Filed under: pets
“i think tamaki might be at my old place.” kyoya typed when we were on msn this morning. “the area might have looked familiar to him.”
“maybe he missed you.” i wrote back.
“that’s what i thought…he decided to go look for me….then again why would he wanna look for me? to get a beating?” kyoya replied.
i imagine tamaki sitting forlornly under kyoya’s apartment… but unknown to him, kyoya has already moved back to his family’s home. i wonder if tamaki’s sense of direction can manage such a feat, “can tamaki cross the road safely?” i asked.
“maybe he just dashed across.” kyoya reasoned, “anyway, i’ll drive down on thursday or friday and we can look together.”

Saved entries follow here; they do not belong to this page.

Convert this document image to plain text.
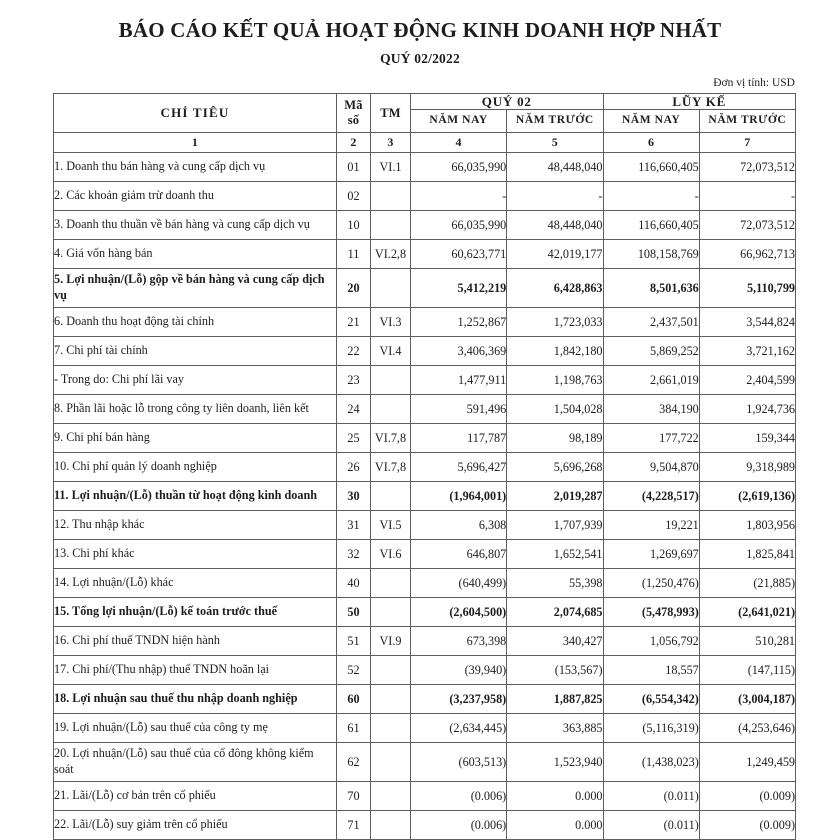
BÁO CÁO KẾT QUẢ HOẠT ĐỘNG KINH DOANH HỢP NHẤT
QUÝ 02/2022
Đơn vị tính: USD
CHỈ TIÊU	Mã số	TM	QUÝ 02		LŨY KẾ	
			NĂM NAY	NĂM TRƯỚC	NĂM NAY	NĂM TRƯỚC
1	2	3	4	5	6	7
1. Doanh thu bán hàng và cung cấp dịch vụ	01	VI.1	66,035,990	48,448,040	116,660,405	72,073,512
2. Các khoản giảm trừ doanh thu	02		-	-	-	-
3. Doanh thu thuần về bán hàng và cung cấp dịch vụ	10		66,035,990	48,448,040	116,660,405	72,073,512
4. Giá vốn hàng bán	11	VI.2,8	60,623,771	42,019,177	108,158,769	66,962,713
5. Lợi nhuận/(Lỗ) gộp về bán hàng và cung cấp dịch vụ	20		5,412,219	6,428,863	8,501,636	5,110,799
6. Doanh thu hoạt động tài chính	21	VI.3	1,252,867	1,723,033	2,437,501	3,544,824
7. Chi phí tài chính	22	VI.4	3,406,369	1,842,180	5,869,252	3,721,162
- Trong do: Chi phí lãi vay	23		1,477,911	1,198,763	2,661,019	2,404,599
8. Phần lãi hoặc lỗ trong công ty liên doanh, liên kết	24		591,496	1,504,028	384,190	1,924,736
9. Chi phí bán hàng	25	VI.7,8	117,787	98,189	177,722	159,344
10. Chi phí quản lý doanh nghiệp	26	VI.7,8	5,696,427	5,696,268	9,504,870	9,318,989
11. Lợi nhuận/(Lỗ) thuần từ hoạt động kinh doanh	30		(1,964,001)	2,019,287	(4,228,517)	(2,619,136)
12. Thu nhập khác	31	VI.5	6,308	1,707,939	19,221	1,803,956
13. Chi phí khác	32	VI.6	646,807	1,652,541	1,269,697	1,825,841
14. Lợi nhuận/(Lỗ) khác	40		(640,499)	55,398	(1,250,476)	(21,885)
15. Tổng lợi nhuận/(Lỗ) kế toán trước thuế	50		(2,604,500)	2,074,685	(5,478,993)	(2,641,021)
16. Chi phí thuế TNDN hiện hành	51	VI.9	673,398	340,427	1,056,792	510,281
17. Chi phí/(Thu nhập) thuế TNDN hoãn lại	52		(39,940)	(153,567)	18,557	(147,115)
18. Lợi nhuận sau thuế thu nhập doanh nghiệp	60		(3,237,958)	1,887,825	(6,554,342)	(3,004,187)
19. Lợi nhuận/(Lỗ) sau thuế của công ty mẹ	61		(2,634,445)	363,885	(5,116,319)	(4,253,646)
20. Lợi nhuận/(Lỗ) sau thuế của cổ đông không kiểm soát	62		(603,513)	1,523,940	(1,438,023)	1,249,459
21. Lãi/(Lỗ) cơ bản trên cổ phiếu	70		(0.006)	0.000	(0.011)	(0.009)
22. Lãi/(Lỗ) suy giảm trên cổ phiếu	71		(0.006)	0.000	(0.011)	(0.009)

yesterday night, i dreamt that tamaki came home. kyoya had a dream too:
“i dreamt that i saw a black deformed cat on the street while riding a bus…thought it was tamaki…and then i looked at his foot and realized it wasn’t him…cos his feet were made of turtles….”
i wonder what that could mean?
Filed under: pets
my cat, tamaki has left. i don’t dare count how many days since he left his new pretty red collar in front of our garden. mama and papa found the collar when they came home. the bright red tiny bell on it is crushed.
we looked, we called, his food is still in his bowl. but he hasn’t come back.
sure, he’s spoilt, sometimes sulky, does ridiculous things, loud, attention-seeking, troublesome, and expects the entire family to fall on our knees and open the doors for him, massage him, give him treats, and pet him at his every whim. but that’s the cute thing about his character too.
i asked kyoya, “what if tamaki doesn’t come back?”
but kyoya only got intense and said, “that tamaki! how could he be so irresponsible! don’t talk to me about him. i’m still mad at him.”
i want to say “but tamaki is just a cat…” but i don’t dare.
fuji asked me the other day when we were walking home, “eiji, when would you consider tamaki truely gone forever?” and i want to cry and say, “never! tamaki will always live in eiji’s heart!”
but i’m afraid fuji would laugh at me and say i’m emotional or naive, so i say, “i guess if tamaki doesn’t come home before i move to my new place…”
tamaki… please come home, you’re too silly to take care of yourself. and everyone is worried.